I know that this is probably kinda early, with SVS concentrating on the roll out of the new Ultras (drool), but is there a 12.4 woofer on the radar?


----------



## Ed Mullen (Jul 28, 2006)

There are no immediate plans to revise the 12.3 Plus woofer; it's a very good performer.


----------



## Vader (Jul 8, 2006)

Upgradeitis, I guess... I am extremely floored with the 12.3 (esp after EQing them!). but every couple of years I like to upgrade (hoping that if there is a 12.4 in a couple of years, you guys will offer a pre-release sale of the new drivers for current Plus customers).

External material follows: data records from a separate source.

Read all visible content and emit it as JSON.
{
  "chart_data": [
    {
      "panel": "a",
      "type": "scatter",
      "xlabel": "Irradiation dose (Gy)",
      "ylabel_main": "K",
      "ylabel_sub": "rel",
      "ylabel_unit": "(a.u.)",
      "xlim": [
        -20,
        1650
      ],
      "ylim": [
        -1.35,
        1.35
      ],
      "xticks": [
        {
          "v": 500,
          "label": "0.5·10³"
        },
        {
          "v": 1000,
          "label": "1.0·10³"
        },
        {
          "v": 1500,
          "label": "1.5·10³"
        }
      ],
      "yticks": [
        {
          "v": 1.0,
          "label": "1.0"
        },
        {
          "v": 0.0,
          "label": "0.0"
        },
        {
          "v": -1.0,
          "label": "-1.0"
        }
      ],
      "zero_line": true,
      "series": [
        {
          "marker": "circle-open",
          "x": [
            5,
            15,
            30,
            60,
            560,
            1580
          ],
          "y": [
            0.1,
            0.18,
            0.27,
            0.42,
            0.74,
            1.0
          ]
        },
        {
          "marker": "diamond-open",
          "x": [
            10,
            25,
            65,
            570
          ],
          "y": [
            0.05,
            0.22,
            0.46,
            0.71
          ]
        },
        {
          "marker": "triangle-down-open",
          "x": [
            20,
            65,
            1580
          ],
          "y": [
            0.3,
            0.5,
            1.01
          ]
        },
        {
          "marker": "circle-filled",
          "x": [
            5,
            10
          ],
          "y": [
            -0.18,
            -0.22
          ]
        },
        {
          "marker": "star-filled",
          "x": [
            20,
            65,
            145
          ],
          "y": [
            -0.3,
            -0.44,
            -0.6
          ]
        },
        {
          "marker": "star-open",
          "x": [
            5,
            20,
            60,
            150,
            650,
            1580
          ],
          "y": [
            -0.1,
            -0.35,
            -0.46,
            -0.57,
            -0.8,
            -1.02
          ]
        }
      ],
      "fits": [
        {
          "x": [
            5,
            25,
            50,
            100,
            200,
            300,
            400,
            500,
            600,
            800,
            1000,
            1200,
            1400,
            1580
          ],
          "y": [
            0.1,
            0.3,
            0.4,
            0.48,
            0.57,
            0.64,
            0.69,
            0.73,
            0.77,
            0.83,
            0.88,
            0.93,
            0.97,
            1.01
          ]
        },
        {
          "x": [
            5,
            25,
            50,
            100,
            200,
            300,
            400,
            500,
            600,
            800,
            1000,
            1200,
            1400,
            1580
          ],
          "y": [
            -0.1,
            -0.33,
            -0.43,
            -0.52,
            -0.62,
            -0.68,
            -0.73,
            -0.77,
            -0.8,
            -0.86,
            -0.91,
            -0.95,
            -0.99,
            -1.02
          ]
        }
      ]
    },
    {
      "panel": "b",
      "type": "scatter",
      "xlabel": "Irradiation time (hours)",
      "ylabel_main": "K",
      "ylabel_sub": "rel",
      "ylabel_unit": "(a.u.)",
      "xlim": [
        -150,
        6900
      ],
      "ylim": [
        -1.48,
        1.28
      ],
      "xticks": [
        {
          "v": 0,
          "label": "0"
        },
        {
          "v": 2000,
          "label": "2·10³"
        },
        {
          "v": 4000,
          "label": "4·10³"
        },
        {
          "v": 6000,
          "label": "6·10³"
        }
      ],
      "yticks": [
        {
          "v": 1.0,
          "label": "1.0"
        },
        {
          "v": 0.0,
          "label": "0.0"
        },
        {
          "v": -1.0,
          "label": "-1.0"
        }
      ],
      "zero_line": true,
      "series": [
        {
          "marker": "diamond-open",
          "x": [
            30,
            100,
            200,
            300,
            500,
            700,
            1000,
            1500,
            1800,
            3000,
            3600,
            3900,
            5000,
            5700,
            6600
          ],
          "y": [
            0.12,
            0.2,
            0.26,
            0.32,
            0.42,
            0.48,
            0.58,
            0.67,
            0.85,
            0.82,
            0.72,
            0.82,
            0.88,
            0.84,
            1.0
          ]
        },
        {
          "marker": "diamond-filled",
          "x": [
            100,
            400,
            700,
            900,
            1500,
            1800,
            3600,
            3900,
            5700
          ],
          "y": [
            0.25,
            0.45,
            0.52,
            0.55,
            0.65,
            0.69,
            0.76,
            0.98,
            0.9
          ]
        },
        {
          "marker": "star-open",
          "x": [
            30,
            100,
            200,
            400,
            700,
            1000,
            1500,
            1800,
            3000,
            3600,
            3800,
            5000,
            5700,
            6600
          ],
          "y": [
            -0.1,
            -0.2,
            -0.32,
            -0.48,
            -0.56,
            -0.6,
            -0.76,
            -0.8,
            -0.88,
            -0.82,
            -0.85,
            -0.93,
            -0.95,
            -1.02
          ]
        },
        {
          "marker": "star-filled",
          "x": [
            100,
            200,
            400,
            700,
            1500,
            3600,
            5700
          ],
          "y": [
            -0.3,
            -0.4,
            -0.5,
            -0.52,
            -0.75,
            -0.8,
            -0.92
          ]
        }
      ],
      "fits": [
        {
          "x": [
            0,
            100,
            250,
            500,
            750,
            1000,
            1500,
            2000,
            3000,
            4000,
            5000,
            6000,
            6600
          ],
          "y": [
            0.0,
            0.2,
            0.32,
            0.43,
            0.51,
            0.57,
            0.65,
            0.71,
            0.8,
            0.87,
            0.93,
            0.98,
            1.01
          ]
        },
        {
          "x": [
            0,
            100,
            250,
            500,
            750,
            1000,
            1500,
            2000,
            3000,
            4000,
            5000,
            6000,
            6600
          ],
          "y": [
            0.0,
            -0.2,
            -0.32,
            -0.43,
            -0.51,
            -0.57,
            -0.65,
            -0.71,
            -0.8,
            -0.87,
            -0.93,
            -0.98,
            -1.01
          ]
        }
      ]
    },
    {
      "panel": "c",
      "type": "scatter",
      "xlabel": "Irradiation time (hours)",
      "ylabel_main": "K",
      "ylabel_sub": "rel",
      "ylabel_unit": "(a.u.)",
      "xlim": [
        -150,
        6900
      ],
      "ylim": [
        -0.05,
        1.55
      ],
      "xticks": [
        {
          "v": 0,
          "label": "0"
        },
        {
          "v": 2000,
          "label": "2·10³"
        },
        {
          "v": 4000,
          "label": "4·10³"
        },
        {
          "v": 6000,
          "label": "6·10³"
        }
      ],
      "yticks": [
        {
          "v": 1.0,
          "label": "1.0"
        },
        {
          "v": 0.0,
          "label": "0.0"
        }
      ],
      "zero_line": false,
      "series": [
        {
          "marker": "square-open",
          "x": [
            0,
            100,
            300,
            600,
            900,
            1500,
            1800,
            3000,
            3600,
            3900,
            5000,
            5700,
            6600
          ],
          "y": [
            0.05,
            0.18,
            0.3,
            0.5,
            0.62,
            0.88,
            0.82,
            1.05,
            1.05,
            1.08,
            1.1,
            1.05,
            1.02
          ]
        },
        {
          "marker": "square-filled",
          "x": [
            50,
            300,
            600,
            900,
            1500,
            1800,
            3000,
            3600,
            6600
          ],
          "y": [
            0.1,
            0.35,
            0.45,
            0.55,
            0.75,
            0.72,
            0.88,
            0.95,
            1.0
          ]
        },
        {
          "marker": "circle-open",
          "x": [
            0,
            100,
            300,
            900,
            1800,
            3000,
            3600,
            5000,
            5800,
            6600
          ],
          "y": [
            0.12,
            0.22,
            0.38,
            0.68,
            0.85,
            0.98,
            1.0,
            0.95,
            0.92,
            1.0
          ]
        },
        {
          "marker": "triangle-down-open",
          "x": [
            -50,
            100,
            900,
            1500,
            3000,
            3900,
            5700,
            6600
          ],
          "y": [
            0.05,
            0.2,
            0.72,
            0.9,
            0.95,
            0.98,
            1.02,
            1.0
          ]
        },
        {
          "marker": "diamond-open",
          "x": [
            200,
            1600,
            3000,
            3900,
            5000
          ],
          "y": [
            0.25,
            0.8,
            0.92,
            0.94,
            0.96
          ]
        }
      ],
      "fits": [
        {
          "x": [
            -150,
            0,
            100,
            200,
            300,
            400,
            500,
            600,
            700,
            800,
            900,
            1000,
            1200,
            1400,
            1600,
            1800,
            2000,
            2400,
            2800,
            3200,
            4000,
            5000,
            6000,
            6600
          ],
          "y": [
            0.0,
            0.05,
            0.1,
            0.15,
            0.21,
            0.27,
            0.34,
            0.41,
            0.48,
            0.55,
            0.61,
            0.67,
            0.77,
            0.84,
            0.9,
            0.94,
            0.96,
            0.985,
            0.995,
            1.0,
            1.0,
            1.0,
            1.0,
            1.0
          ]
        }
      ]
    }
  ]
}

Thanx, Ed!


----------



## Warpdrv (Mar 3, 2007)

I would really like the opertunity to get a TV-12 driver as a replacement... to my 12.3

Who at SVS would like to make this happen for me...


----------



## Ed Mullen (Jul 28, 2006)

Warpdrv said:


> I would really like the opertunity to get a TV-12 driver as a replacement... to my 12.3
> 
> Who at SVS would like to make this happen for me...


The TV12 is officially discontinued; we have a small warranty pool of drivers which cannot be tapped. It was a great woofer but time marches on and the 13.5" Ultra woofer is the new SVS flagship.


----------



## Warpdrv (Mar 3, 2007)

I understand.... 
I will in fact be pulling the trigger on that Ultra 13 in the future... but for right now..
I think I will have my hands full.....


----------



## weeZ (Sep 10, 2006)

Warpdrv said:


> I would really like the opertunity to get a TV-12 driver as a replacement... to my 12.3
> 
> Who at SVS would like to make this happen for me...


Mine will be available for purchase once the dual 13s arrive:bigsmile:


----------



## Warpdrv (Mar 3, 2007)

weeZ said:


> Mine will be available for purchase once the dual 13s arrive:bigsmile:


Well, when the dual 13's arrive I would imagine mine will be up for sale as well... 

But I guess that probably won't be until the middle of next year... :hissyfit: :surrender:


----------